The Admission office has also launched a section on the Wesleyan website dedicated to veterans. There prospective veteran students will find resources and financial aid information. The University will also soon make available a veteran-specific undergraduate application that accommodates varied circumstances.

“A custom application will allow our team to appropriately consider translatable military and life experiences as part of our holistic review of each veteran applicant,” Gonzalez said.

In addition to the University’s partnership with Service to School, it will co-sponsor a college success workshop early next year with the Warrior-Scholar Project, which provides veterans with mentorship and resources as they navigate the cultural shift from military service to college.

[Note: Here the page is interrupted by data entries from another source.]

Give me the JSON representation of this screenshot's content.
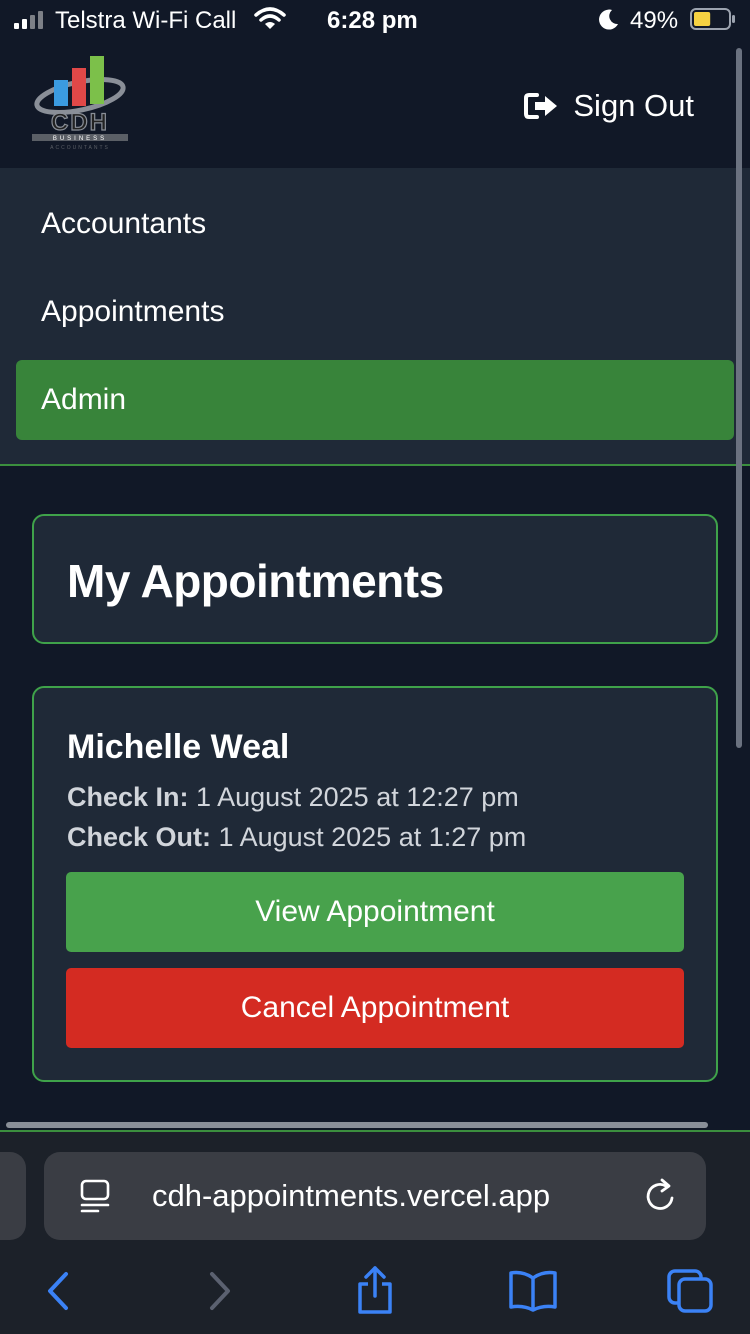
{
  "status_bar": {
    "carrier": "Telstra Wi-Fi Call",
    "time": "6:28 pm",
    "battery_percent": "49%",
    "battery_level": 0.49
  },
  "header": {
    "logo": {
      "text": "CDH",
      "sub_text_1": "BUSINESS",
      "sub_text_2": "ACCOUNTANTS"
    },
    "sign_out_label": "Sign Out"
  },
  "nav": {
    "items": [
      {
        "label": "Accountants",
        "active": false
      },
      {
        "label": "Appointments",
        "active": false
      },
      {
        "label": "Admin",
        "active": true
      }
    ]
  },
  "main": {
    "title": "My Appointments",
    "appointments": [
      {
        "name": "Michelle Weal",
        "check_in_label": "Check In:",
        "check_in_value": "1 August 2025 at 12:27 pm",
        "check_out_label": "Check Out:",
        "check_out_value": "1 August 2025 at 1:27 pm",
        "view_label": "View Appointment",
        "cancel_label": "Cancel Appointment"
      }
    ]
  },
  "browser": {
    "url": "cdh-appointments.vercel.app",
    "icons": [
      "page-menu-icon",
      "reload-icon",
      "back-icon",
      "forward-icon",
      "share-icon",
      "bookmarks-icon",
      "tabs-icon"
    ]
  },
  "colors": {
    "background": "#111827",
    "nav_background": "#1f2937",
    "accent_green": "#48a24c",
    "active_nav": "#38843a",
    "danger_red": "#d42b22",
    "border_green": "#3fa24a",
    "browser_blue": "#3b82f6"
  }
}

“What makes Wesleyan different is that here I can fully be a student. I’m studying Latin American social and political movements in the 20th century. I joined the rugby team. I was a model for an art class. I’ve joined different student groups and met people who are excited, energetic, and motivated to learn. I’m always going to be a veteran, but here I don’t need to be a veteran first,” said Diego Olivieri ’24, who served in the U.S. Marine Corps.

The University will also work with the Department of Education’s Veterans Upward Bound program, which is designed to assist veterans in the development of academic skills necessary to succeed in postsecondary education.

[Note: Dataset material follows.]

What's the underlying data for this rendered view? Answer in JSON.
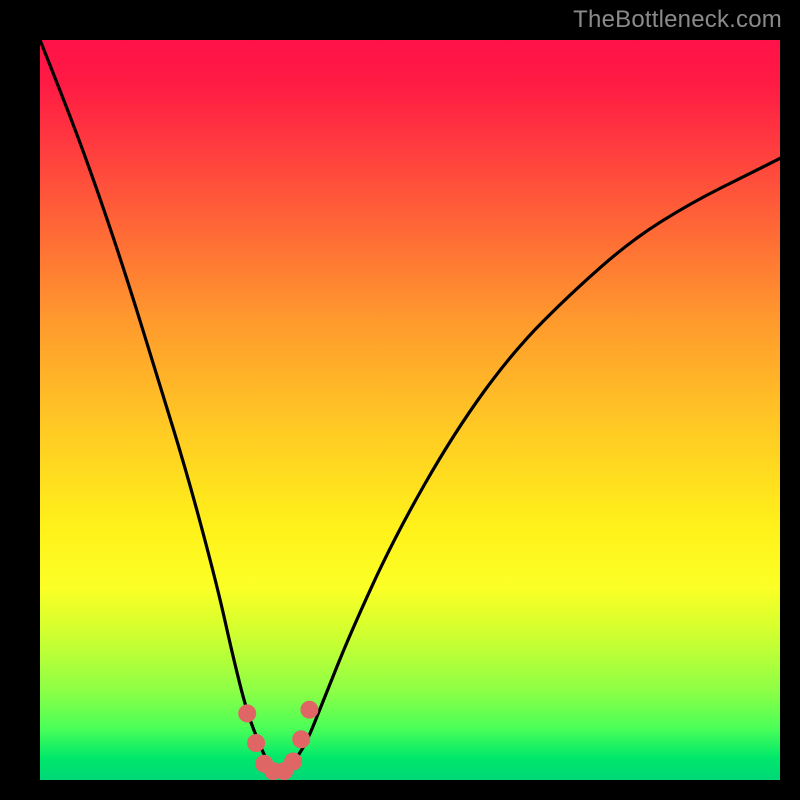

“Wesleyan is not necessarily a place for someone who’s just looking to get a degree. This is a place for people to challenge themselves academically—even if you don’t know exactly what you want to learn yet. Being passionate about learning is the most important thing,” said Kay Perkins ’24, a U.S. Air Force veteran.

Gonzalez said that he plans to meet with many of Wesleyan’s veterans to look for other ways to support this vital part of the University community.

During Homecoming and Family Weekend, a group of local veterans, staff members, and faculty gathered together in Beckham Hall to connect over their shared service and to enjoy each other’s company. Shortly before the kickoff of the November 5 football game against Williams College, the veterans lined up behind the Middletown Pipes and Drum corps, and to the sounds of bagpipes and the cheers of the Wesleyan faithful, processed onto the field.

“Military veterans are a valued part of the Wesleyan community, helping to enrich and fully engage in the ambitious yet practical principles of civil debate and collaborative problem-solving that move us forward, both individually and collectively,” Gonzalez said.